Dalam penyampaian pernyataan tersebut, turut dihadiri oleh beberapa pihak terkait. Di antaranya yakni Jenderal PBNU Helmy Faishal Zaini, Sekretaris Eksekutif Komisi Hubungan Antaragama dan Kepercayaan KWI Romo Agustinus Heri Wibowo, dan Sekretaris Umum PGI Pendeta Jacky Manuputty.

Selain itu, dihadiri juga oleh tokoh PHDI KS Arsana, tokoh Permabudhi Pandita Citra Surya, dan Ketua Umum Matakin, Xs Budi S Tanuwibowo.

Menurut PBNU, penyebutan RUU HIP sama halnya seperti membongkar kembali falsafah bangsa yang telah usai. Oleh karenanya, PBNU mengusulkan agar RUU HIP segera ditarik.

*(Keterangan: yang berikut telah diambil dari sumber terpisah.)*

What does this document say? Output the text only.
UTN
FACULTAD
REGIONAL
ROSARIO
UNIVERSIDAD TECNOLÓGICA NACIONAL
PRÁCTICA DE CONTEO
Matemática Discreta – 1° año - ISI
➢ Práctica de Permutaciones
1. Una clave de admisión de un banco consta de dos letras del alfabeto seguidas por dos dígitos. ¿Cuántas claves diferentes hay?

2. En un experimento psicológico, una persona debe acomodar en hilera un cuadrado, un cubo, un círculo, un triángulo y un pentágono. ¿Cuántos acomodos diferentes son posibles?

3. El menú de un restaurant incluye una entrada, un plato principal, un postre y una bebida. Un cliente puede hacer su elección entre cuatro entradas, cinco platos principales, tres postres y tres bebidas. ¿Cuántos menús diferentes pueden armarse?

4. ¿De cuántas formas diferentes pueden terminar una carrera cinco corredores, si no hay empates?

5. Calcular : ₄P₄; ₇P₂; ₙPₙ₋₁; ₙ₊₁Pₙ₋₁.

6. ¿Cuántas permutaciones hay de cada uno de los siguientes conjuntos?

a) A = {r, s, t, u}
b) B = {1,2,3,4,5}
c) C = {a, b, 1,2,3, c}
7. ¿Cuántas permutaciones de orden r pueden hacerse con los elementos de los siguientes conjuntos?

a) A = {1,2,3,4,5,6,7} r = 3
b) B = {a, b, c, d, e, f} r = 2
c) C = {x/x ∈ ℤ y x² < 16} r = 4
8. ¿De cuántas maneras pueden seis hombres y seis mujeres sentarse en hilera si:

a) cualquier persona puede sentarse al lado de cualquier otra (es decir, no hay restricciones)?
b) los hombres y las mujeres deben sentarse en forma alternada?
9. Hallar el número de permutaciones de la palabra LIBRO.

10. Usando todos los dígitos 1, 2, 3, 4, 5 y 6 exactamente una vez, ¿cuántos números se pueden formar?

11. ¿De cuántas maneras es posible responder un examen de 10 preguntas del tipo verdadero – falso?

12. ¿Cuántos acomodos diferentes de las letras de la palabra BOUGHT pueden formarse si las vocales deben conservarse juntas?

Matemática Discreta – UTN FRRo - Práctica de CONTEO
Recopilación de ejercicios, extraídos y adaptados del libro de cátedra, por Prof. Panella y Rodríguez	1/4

Pancasila dan NKRI adalah Bentuk Final

Sebagaimana yang disampaikan oleh Sekretaris PBNU, Helmy Faishal Zaini, bahwa perumusan Pancasila dilakukan melalui proses yang panjang. Dan menurut NU, Pancasila merupakan titik temu adanya berbagai macam perbedaan pendapat, ras, dan golongan. Pada Munas Alim Ulama NU tahun 1983 di Situbondo menyatakan konsepsi kebangsaan kenegaraan bahwa Pancasila dan NKRI adalah bentuk final.

“Maka dalam konteks itu kita semua dikagetkan dengan munculnya perdebatan tentang RUU HIP, menurut hemat kami kalau ini (RUU HIP) diteruskan maka akan melahirkan satu keadaan yang kontraproduktif di tengah situasi kita sedang menghadapi Covid-19,” kata Helmy.

Dalam gelaran rapat bersama Badan Legislasi (Bales) DPR, pada Kamis (2/7/2020), Menkumham Yasona Laoly mengatakan, menurut UU, pemerintah memiliki waktu 60 hari guna merespons. Karena menurutnya, pemerintah akan terus mengkaji, serta menindaklanjuti masukkan melalui penghapusan pasal maupun rapat pembahasan bersama.

Baca Juga: Terkait RUU HIP, Politikus dan Sekjen PDIP Rieke-Hasto Diadukan ke Polisi

“Pemerintah masih punya jangka waktu panjang sejak diserahkan DPR,” kata Yasonna.

Pada rapat tersebut, ia juga memaparkan sejumlah opsi yang dapat dilakukan pemerintah. Antara lain bisa melalui mekanisme daftar penghapusan pasal-pasal tertentu. Atau bisa dengan menyurati DPR dalam bentuk rapat bersama untuk melakukan pembahasan kelanjutan RUU HIP.

“Nanti kita lihat perkembangannya. Pemerintah masih mempunyai jangka waktu yang panjang, masih ada waktu sejak diserahkan oleh DPR,” ujarnya.